Abstract: We compute the inclusive jet function for boosted heavy quarks to $\mathcal{O}(\alpha_s^3)$. The jet function is defined and calculated in the framework of boosted Heavy-Quark Effective Theory (bHQET). It describes the effect of radiation collimated in narrow jets arising from energetic heavy quarks on observables probing the jet invariant mass $M$ in the region where $M^2 - m^2 \ll m^2$, with $m$ the heavy quark mass. This kinematic situation is relevant e.g. in boosted top (pair) production at high-energy colliders. We have verified that our result satisfies non-Abelian exponentiation and checked that our calculation reproduces the known cusp and non-cusp anomalous dimensions of the jet function to $\mathcal{O}(\alpha_s^3)$. We also confirmed that the $n_\ell^2\alpha_s^3$ contribution, where $n_\ell$ is the number of massless quark flavors, agrees with the prediction from renormalon calculus.
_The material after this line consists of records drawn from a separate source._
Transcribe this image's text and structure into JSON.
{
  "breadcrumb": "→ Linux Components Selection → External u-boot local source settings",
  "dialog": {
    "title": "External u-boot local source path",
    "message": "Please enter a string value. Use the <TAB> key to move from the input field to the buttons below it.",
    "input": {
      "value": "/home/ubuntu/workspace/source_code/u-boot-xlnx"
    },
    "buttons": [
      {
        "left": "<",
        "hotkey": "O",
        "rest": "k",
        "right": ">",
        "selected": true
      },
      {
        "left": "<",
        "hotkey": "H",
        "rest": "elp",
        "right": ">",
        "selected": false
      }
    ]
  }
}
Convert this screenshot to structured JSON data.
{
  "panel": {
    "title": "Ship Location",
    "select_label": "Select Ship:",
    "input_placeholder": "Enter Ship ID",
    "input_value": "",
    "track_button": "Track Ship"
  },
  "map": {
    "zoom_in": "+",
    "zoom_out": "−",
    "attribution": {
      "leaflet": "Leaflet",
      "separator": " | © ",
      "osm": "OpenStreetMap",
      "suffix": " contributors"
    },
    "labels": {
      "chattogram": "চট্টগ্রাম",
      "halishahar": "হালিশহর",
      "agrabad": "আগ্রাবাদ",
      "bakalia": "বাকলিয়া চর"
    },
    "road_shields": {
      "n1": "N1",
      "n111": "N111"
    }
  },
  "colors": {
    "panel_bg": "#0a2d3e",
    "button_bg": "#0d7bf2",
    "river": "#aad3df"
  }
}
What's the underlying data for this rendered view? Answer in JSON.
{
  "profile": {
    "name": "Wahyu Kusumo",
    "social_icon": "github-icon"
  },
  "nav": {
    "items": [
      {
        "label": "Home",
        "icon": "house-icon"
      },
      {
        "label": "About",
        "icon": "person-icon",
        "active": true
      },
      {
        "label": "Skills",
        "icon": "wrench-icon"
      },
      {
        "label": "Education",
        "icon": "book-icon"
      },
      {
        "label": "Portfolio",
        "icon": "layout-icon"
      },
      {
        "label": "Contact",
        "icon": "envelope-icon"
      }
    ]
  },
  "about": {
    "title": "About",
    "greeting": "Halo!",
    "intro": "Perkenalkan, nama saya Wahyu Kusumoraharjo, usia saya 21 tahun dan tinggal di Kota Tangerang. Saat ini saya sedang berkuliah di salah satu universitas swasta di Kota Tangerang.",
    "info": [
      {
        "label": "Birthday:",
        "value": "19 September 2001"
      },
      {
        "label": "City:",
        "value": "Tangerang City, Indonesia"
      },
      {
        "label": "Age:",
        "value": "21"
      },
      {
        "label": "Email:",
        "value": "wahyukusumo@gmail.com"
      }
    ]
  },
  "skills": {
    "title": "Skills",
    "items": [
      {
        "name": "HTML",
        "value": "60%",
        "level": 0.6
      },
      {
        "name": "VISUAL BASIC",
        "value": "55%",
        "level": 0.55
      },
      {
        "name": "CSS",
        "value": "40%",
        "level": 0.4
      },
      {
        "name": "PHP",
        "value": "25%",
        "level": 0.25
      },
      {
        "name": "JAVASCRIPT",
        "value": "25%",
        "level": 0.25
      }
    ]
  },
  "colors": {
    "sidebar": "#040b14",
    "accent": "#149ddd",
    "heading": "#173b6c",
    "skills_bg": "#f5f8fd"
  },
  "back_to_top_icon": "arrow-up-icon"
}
Our computation provides the last missing piece to obtain the N$^3$LL$^\prime$ resummed (self-normalized) thrust distribution used for the calibration of the top quark mass parameter in parton-shower Monte Carlo generators. Our result also contributes to the invariant mass distribution of reconstructed top quarks at N$^3$LL$^\prime$, which can be employed for a precise top mass determination at future lepton colliders. As a by-product, we obtain the relation between the pole and short-distance jet-mass schemes at $\mathcal{O}(\alpha_s^3)$. Finally, we estimate the non-logarithmic contribution to the four-loop jet function based on renormalon dominance.